What hangs over the hospi­tal isn’t the fear of death or hell but of be­ing for­got­ten, of dis­ap­pear­ing amid com­plete in­dif­fer­ence. The nar­ra­tor feels “the threat of one day be­ing di­luted like a com­mon so­lu­tion in the mur­der­ous hospi­tal air.” The only safe­guards against obliv­ion are the pa­tients’ fee­ble hu­man bonds, their shared bit­ter jokes, and their ex­hausted sol­i­dar­ity. When the nar­ra­tor’s clos­est friend, Le Cor­saire (he gets his nick­name be­cause he hails from the an­cient pi­rate city of Sale; Vergnaud trans­lates it as Rover, not quite fe­lic­i­tously), fi­nally leaves, he in­sists on giv­ing the nar­ra­tor a small basil plant. Basil, he ex­plains, is

the plant of the Prophet and sailors, it’s an eye open to the fu­ture, the farmer’s crys­tal ball . . . . You just need to plant it in a lit­tle bit of dirt and wa­ter it, a few drops will keep it alive for a hu­man eter­nity. I’m en­trust­ing it to you, take care of it like it’s your flesh and blood. As long as it doesn’t wither, I’ll live, and if one day its green petals fade, well then . . .

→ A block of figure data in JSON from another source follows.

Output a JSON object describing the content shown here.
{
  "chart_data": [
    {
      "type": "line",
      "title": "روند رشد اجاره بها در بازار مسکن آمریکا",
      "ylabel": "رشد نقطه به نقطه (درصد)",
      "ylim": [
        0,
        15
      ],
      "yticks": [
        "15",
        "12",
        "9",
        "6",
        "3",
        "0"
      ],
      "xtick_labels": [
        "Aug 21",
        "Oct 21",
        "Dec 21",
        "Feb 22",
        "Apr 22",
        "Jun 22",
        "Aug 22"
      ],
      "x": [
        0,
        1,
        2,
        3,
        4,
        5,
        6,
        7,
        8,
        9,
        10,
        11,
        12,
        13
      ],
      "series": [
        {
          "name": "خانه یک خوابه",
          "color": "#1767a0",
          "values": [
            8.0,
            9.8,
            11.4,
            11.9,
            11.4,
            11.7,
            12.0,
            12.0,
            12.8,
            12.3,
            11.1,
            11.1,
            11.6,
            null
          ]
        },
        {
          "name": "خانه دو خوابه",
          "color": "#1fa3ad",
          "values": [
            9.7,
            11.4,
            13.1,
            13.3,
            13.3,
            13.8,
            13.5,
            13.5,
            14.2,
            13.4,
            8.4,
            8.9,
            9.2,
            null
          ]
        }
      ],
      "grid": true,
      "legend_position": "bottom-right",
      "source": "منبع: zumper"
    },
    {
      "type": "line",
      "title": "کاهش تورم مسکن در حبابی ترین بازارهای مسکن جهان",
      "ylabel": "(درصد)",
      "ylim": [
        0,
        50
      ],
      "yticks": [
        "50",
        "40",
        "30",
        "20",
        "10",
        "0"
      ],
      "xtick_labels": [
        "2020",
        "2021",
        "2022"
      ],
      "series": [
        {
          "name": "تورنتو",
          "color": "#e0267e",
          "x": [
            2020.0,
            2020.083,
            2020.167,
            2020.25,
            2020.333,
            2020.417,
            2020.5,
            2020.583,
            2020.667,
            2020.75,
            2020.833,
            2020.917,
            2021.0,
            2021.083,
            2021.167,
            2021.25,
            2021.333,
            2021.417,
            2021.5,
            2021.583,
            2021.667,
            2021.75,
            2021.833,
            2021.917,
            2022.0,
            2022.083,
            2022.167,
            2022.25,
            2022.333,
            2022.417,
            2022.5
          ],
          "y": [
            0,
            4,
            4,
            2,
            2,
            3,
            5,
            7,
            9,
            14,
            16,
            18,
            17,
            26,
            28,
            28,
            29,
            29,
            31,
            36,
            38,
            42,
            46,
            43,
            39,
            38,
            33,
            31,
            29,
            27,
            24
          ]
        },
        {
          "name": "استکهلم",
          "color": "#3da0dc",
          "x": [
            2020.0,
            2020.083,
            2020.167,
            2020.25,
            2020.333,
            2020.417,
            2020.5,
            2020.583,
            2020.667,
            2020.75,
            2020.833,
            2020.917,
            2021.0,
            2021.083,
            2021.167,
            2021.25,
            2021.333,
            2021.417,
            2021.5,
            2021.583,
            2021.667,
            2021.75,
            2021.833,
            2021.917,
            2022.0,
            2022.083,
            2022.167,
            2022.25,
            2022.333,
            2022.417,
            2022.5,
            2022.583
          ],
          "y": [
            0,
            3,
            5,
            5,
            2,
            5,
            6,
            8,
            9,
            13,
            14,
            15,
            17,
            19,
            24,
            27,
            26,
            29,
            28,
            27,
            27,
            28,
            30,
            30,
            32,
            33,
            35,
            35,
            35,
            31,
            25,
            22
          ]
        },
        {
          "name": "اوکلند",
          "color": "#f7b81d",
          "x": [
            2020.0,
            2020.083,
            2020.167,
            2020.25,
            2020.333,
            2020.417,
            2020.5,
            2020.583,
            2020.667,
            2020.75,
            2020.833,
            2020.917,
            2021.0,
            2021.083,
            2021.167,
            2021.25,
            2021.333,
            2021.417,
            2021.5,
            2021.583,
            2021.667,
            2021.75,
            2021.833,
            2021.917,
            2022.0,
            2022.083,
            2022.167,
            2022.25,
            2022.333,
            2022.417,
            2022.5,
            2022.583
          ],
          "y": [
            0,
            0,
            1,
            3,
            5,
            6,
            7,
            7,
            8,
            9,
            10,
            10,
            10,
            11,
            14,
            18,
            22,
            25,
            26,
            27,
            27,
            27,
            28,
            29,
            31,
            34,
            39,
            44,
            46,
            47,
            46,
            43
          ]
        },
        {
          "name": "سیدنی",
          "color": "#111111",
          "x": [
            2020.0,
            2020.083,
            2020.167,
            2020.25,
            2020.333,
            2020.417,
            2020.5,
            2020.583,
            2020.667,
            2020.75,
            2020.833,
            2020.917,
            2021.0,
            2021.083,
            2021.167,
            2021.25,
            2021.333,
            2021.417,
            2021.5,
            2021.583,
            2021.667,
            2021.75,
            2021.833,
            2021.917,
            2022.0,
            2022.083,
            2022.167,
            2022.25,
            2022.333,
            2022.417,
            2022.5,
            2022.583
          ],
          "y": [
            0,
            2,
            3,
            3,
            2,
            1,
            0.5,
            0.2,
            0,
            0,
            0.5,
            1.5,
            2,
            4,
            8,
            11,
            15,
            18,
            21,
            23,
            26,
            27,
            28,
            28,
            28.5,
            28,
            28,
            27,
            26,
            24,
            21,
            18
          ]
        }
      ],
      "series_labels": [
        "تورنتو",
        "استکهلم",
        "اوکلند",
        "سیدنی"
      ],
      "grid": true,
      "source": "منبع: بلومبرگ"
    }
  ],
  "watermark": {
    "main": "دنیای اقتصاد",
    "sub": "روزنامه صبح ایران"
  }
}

The nar­ra­tor mocks his friend but, once he is gone, takes his trust se­ri­ously. On the last page, he makes clear it’s be­come part of the struc­ture of his days:

I slide un­der my blan­ket, think­ing that sleep will con­sume it­self like a burn­ing piece of pa­per. When there’s noth­ing but ashes left, I’ll once again wake up in the light of a new day and walk be­hind the veranda, to the spot where I planted basil leaves at the base of the wall.

Ahmed Boua­nani be­lieved that it is only by tend­ing what oth­ers have passed down to us, by pro­tect­ing their mem­o­ries, that we can find mean­ing and con­so­la­tion in this hard world. In the end, he seemed re­signed to be­ing for­got­ten him­self. Against the odds, he hasn’t been.